“Martin Harris’s Consultations with Scholars,” Church History Topics
“Martin Harris’s Consultations with Scholars”
In February 1828, Martin Harris traveled to New York City with a transcription of some of the characters from the Book of Mormon plates, intending to show them to scholars at some of the most prestigious institutions of higher learning in the United States.1 Harris recounted the story of this trip many times during his life, often to interviewers who wanted to know about his early experiences in the Church. Charles Anthon, one of the professors Harris met, also left accounts of his meeting with Harris, corroborating that the meeting did indeed take place. But disagreements between these historical accounts leave some questions about the trip unanswered.

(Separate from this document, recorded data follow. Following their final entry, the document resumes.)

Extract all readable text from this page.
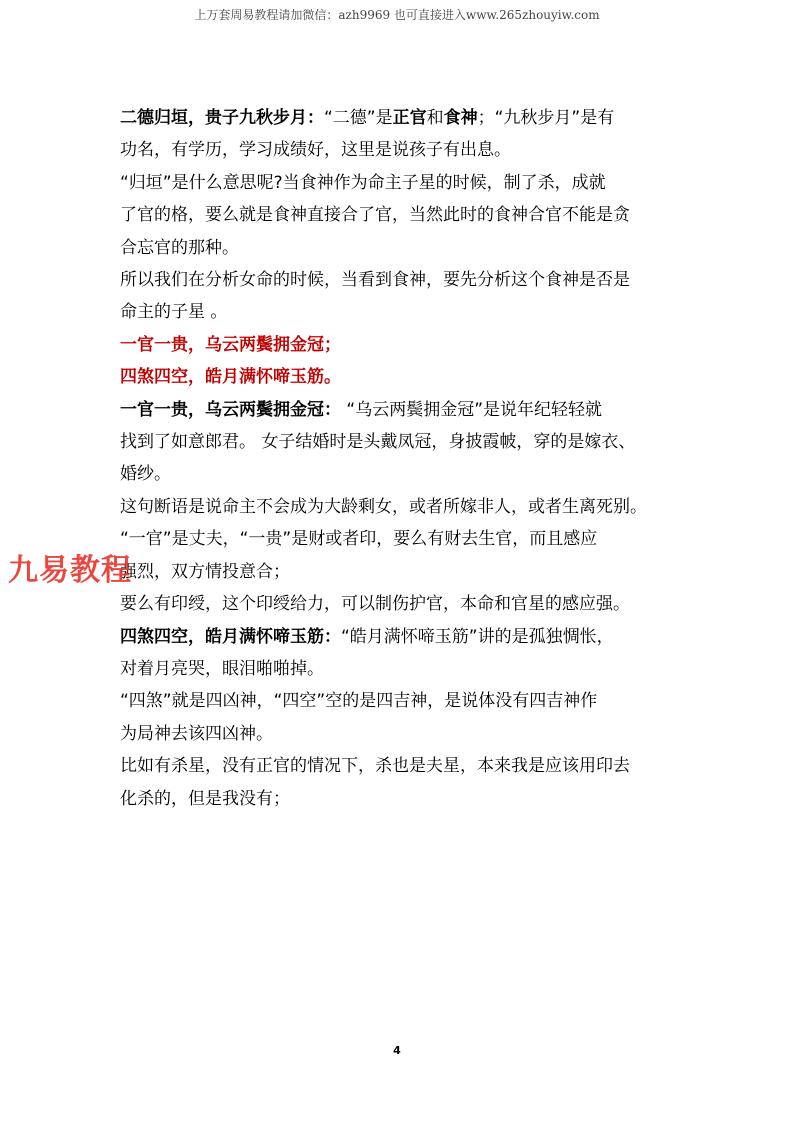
上万套周易教程请加微信：azh9969 也可直接进入www.265zhouyiw.com
二德归垣，贵子九秋步月：“二德”是正官和食神；“九秋步月”是有
功名，有学历，学习成绩好，这里是说孩子有出息。
“归垣”是什么意思呢?当食神作为命主子星的时候，制了杀，成就
了官的格，要么就是食神直接合了官，当然此时的食神合官不能是贪
合忘官的那种。
所以我们在分析女命的时候，当看到食神，要先分析这个食神是否是
命主的子星 。
一官一贵，乌云两鬓拥金冠；
四煞四空，皓月满怀啼玉筋。
一官一贵，乌云两鬓拥金冠： “乌云两鬓拥金冠”是说年纪轻轻就
找到了如意郎君。 女子结婚时是头戴凤冠，身披霞帔，穿的是嫁衣、
婚纱。
这句断语是说命主不会成为大龄剩女，或者所嫁非人，或者生离死别。
“一官”是丈夫，“一贵”是财或者印，要么有财去生官，而且感应
强烈，双方情投意合；
要么有印绶，这个印绶给力，可以制伤护官，本命和官星的感应强。
四煞四空，皓月满怀啼玉筋：“皓月满怀啼玉筋”讲的是孤独惆怅，
对着月亮哭，眼泪啪啪掉。
“四煞”就是四凶神，“四空”空的是四吉神，是说体没有四吉神作
为局神去该四凶神。
比如有杀星，没有正官的情况下，杀也是夫星，本来我是应该用印去
化杀的，但是我没有；
九易教程
4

For example, the sources point to several possible motivations for the trip. Some accounts suggest the Lord had commanded Harris to make the trip, while others point to Joseph Smith or Harris himself as the instigator.2 Harris may have hoped the endorsement of scholars would satisfy his wife Lucy, who had grown skeptical of the translation project, or help him feel more secure himself before finally deciding to help finance the translation. Other sources imply Harris hoped to seek the advice of scholars on how to approach the translation itself.
At the time of Martin Harris’s trip, neither Joseph Smith nor Harris appear to have known much about the language on the plates. According to Joseph’s later account, the angel who delivered the plates to him indicated it was an ancient American record. Rather than seeking a scholar with a knowledge of Egyptian (Joseph only later learned that the language on the plates was called “reformed Egyptian”), it is possible that Harris sought the advice of scholars with expertise in American antiquities.3
When Harris was en route to New York City, he stopped in Albany, New York, to visit Luther Bradish, a well-traveled man with family and personal connections in Palmyra. Harris evidently sought Bradish’s opinion about whom to visit regarding the translation. He then pressed on to New York City to meet with Samuel L. Mitchill, a linguist and leading scholar of ancient American culture.4 Harris also visited Charles Anthon, a young professor of grammar and linguistics at Columbia College in New York City. Anthon was trained in Greek and Latin but also had been collecting American Indian stories for publication and was eager to inspect the document Harris brought to him.5
According to Harris, Charles Anthon examined the characters and prepared a signed statement declaring them authentic, but tore up the statement when he learned how Joseph Smith had acquired the plates. Anthon suggested Harris bring him the actual plates, but Harris refused, adding that part of the plates were sealed. Anthon replied, “I cannot read a sealed book.” In later statements, Anthon denied having authenticated the characters and insisted he had merely counseled Harris not to invest in the translation and publication. He also indicated that Harris showed him only the copied characters while Harris, in some of his accounts, suggested he also brought a sample of Joseph Smith’s translation of the ancient writing.
Regardless of what happened during Harris’s meeting with Anthon, Harris came away more convinced than before that the plates and characters were authentic, and he willingly invested his time and energy into supporting Joseph Smith. He and Joseph later spoke of the visit to Anthon as a fulfillment of Isaiah’s prophecy (also mentioned in the Book of Mormon itself) of “a book that is sealed, which men deliver to one that is learned, saying, Read this, I pray thee: and he saith, I cannot; for it is sealed” (Isaiah 29:11).